Recursion. A method can call itself (if you are not comfortable with this idea, known
as recursion, you are encouraged to work Exercises 1.1.16 through 1.1.22). For example,
the code at the bottom of this page gives an alternate implementation of the
rank() method in BinarySearch. We often use recursive implementations of methods
because they can lead to compact, elegant code that is easier to understand than a corresponding
implementation that does not use recursion. For example, the comment
in the implementation below provides a succinct description of what the code is supposed
to do. We can use this comment to convince ourselves that it operates correctly,
by mathematical induction. We will expand on this topic and provide such a proof for
binary search in Section 3.1. There are three important rules of thumb in developing
recursive programs:
■
The recursion has a base case—we always include a conditional statement as the
first statement in the program that has a return.

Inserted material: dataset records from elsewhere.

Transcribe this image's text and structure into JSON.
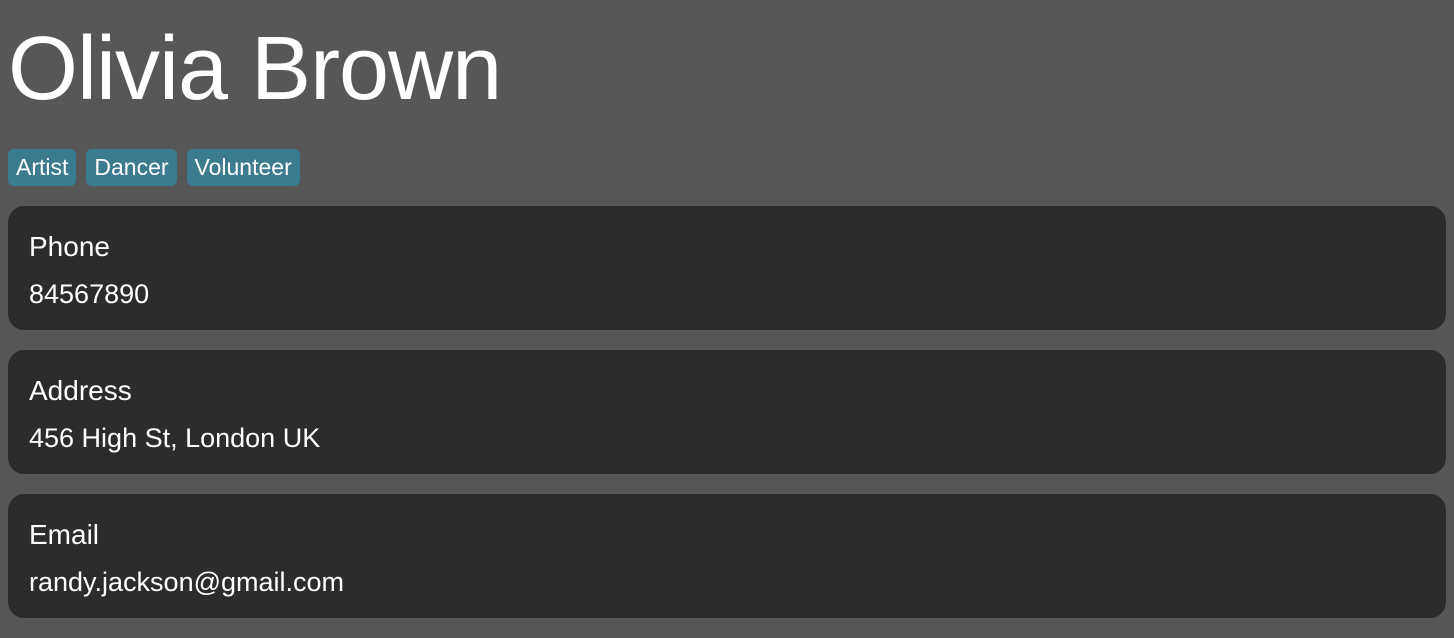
{
  "contact": {
    "name": "Olivia Brown",
    "tags": [
      "Artist",
      "Dancer",
      "Volunteer"
    ],
    "fields": {
      "phone": {
        "label": "Phone",
        "value": "84567890"
      },
      "address": {
        "label": "Address",
        "value": "456 High St, London UK"
      },
      "email": {
        "label": "Email",
        "value": "randy.jackson@gmail.com"
      }
    }
  },
  "colors": {
    "background": "#575757",
    "card": "#2c2c2c",
    "tag": "#3a7b8f",
    "text": "#ffffff"
  }
}
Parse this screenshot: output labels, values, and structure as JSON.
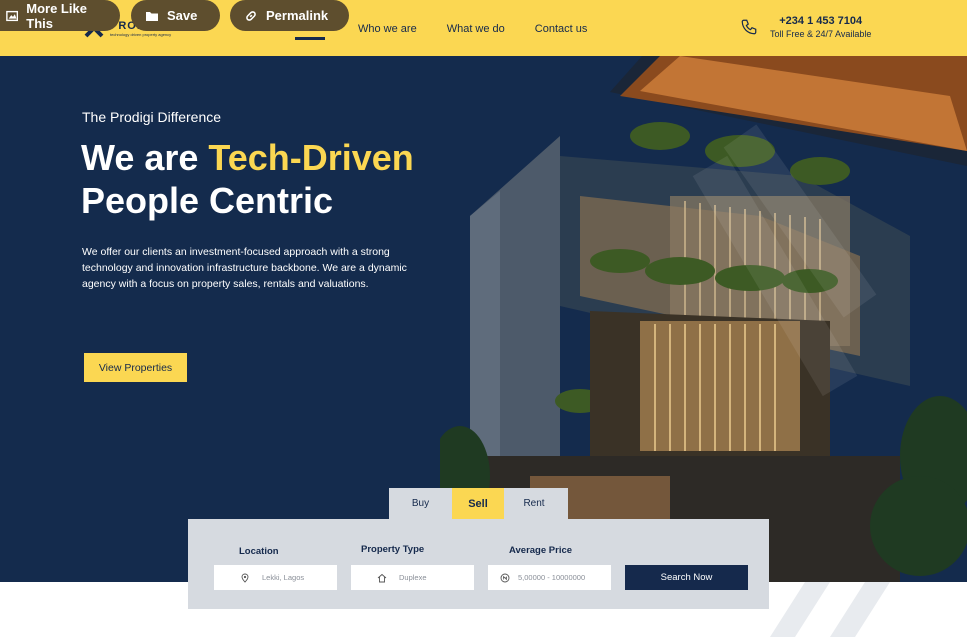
{
  "toolbar": {
    "more_like_this": "More Like This",
    "save": "Save",
    "permalink": "Permalink"
  },
  "brand": {
    "name": "PRODIGI",
    "tagline": "technology driven property agency"
  },
  "nav": {
    "items": [
      "Who we are",
      "What we do",
      "Contact us"
    ]
  },
  "contact": {
    "phone": "+234 1 453 7104",
    "availability": "Toll Free & 24/7 Available"
  },
  "hero": {
    "eyebrow": "The Prodigi Difference",
    "headline_part1": "We are ",
    "headline_accent": "Tech-Driven",
    "headline_line2": "People Centric",
    "description": "We offer our clients an investment-focused approach with a strong technology and innovation infrastructure backbone. We are a dynamic agency with a focus on property sales, rentals and valuations.",
    "cta": "View Properties"
  },
  "search": {
    "tabs": [
      "Buy",
      "Sell",
      "Rent"
    ],
    "active_tab": "Sell",
    "location_label": "Location",
    "location_value": "Lekki, Lagos",
    "property_type_label": "Property Type",
    "property_type_value": "Duplexe",
    "price_label": "Average Price",
    "price_value": "5,00000 - 10000000",
    "button": "Search Now"
  },
  "colors": {
    "brand_yellow": "#fbd752",
    "navy": "#142b4d",
    "panel_gray": "#d6dae0"
  }
}
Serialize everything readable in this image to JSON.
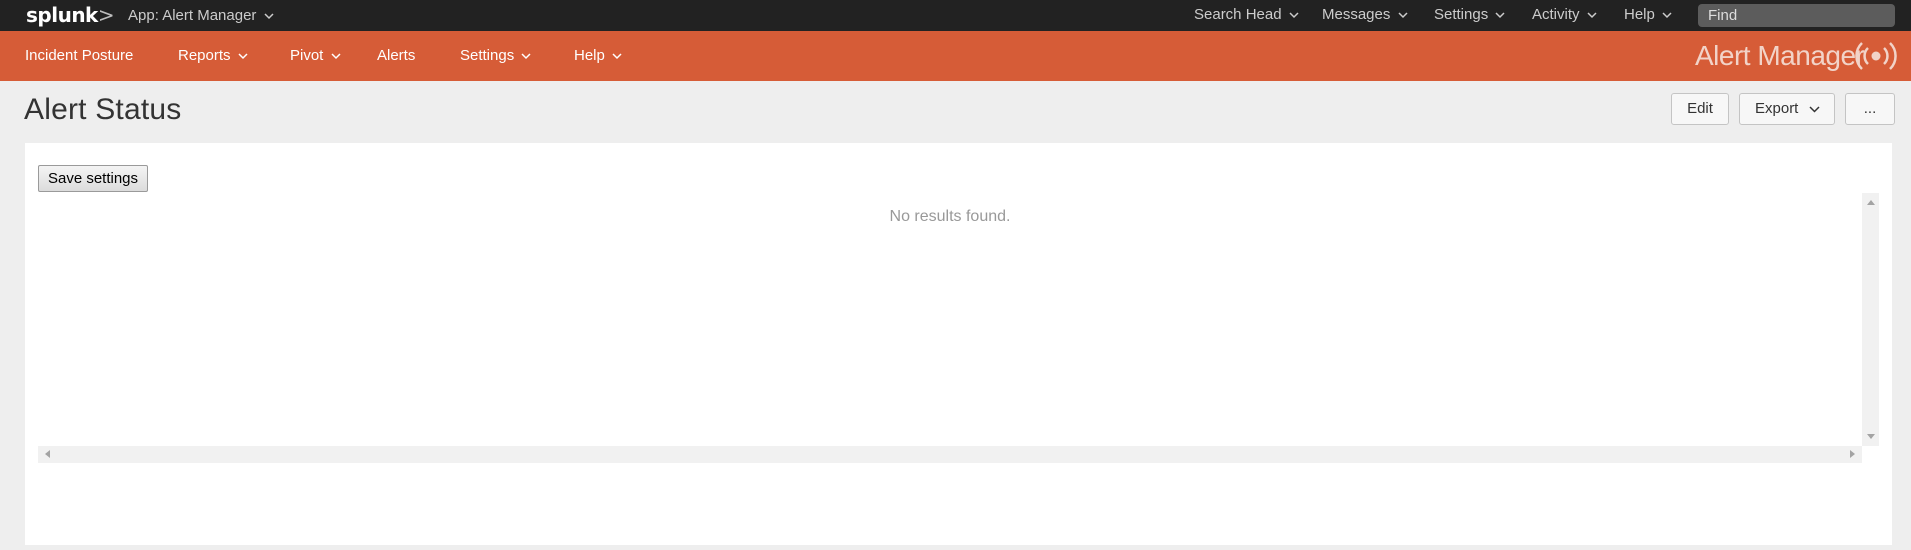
{
  "topbar": {
    "logo": "splunk",
    "logo_suffix": ">",
    "app_menu": "App: Alert Manager",
    "menus": [
      "Search Head",
      "Messages",
      "Settings",
      "Activity",
      "Help"
    ],
    "find_placeholder": "Find"
  },
  "appbar": {
    "nav": [
      "Incident Posture",
      "Reports",
      "Pivot",
      "Alerts",
      "Settings",
      "Help"
    ],
    "brand": "Alert Manager",
    "accent_color": "#d65c37"
  },
  "dashboard": {
    "title": "Alert Status",
    "edit_label": "Edit",
    "export_label": "Export",
    "more_label": "...",
    "save_label": "Save settings",
    "no_results": "No results found."
  }
}
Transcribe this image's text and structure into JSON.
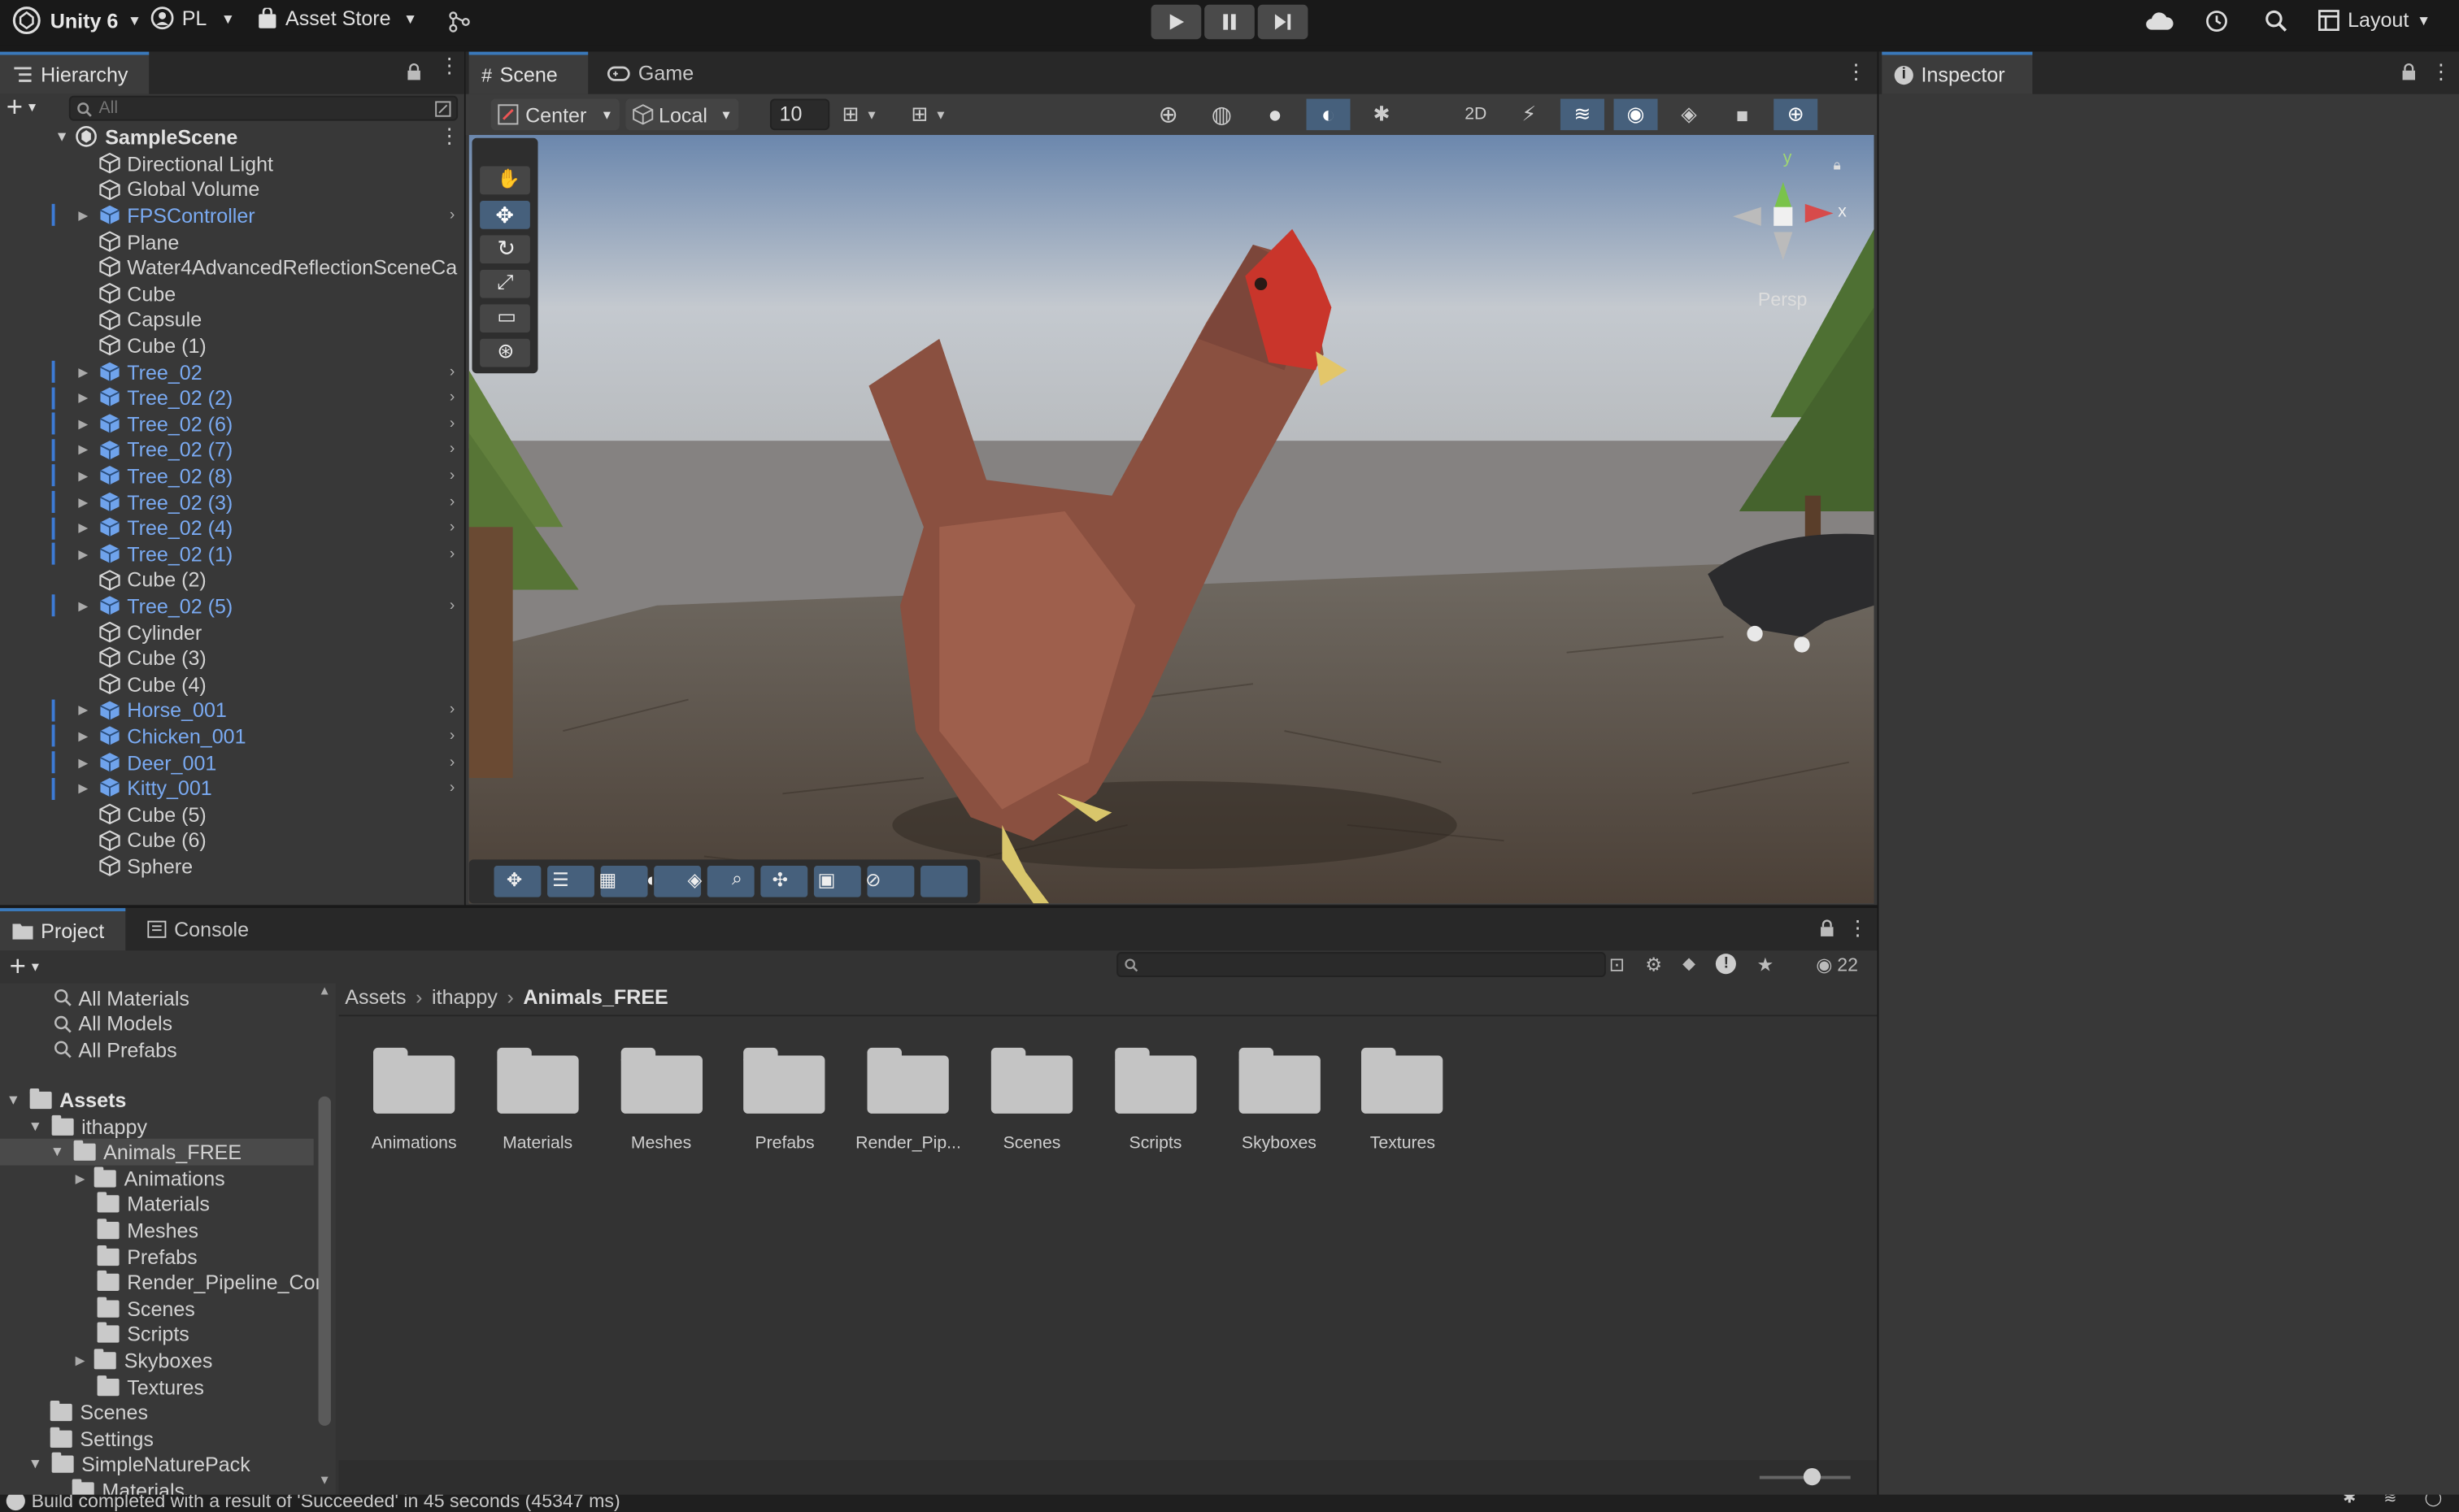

■ Recursive calls must address subproblems that are smaller in some sense, so
that recursive calls converge to the base case. In the code below, the difference
between the values of the fourth and the third arguments always decreases.
■ Recursive calls should not address subproblems that overlap. In the code below,
the portions of the array referenced by the two subproblems are disjoint.
Violating any of these guidelines is likely to lead to incorrect results or a spectacularly
inefficient program (see Exercises 1.1.19 and 1.1.27). Adhering to them is likely to
lead to a clear and correct program whose performance is easy to understand. Another
reason to use recursive methods is that they lead to mathematical models that we can
use to understand performance. We address this issue for binary search in Section 3.2
and in several other instances throughout the book.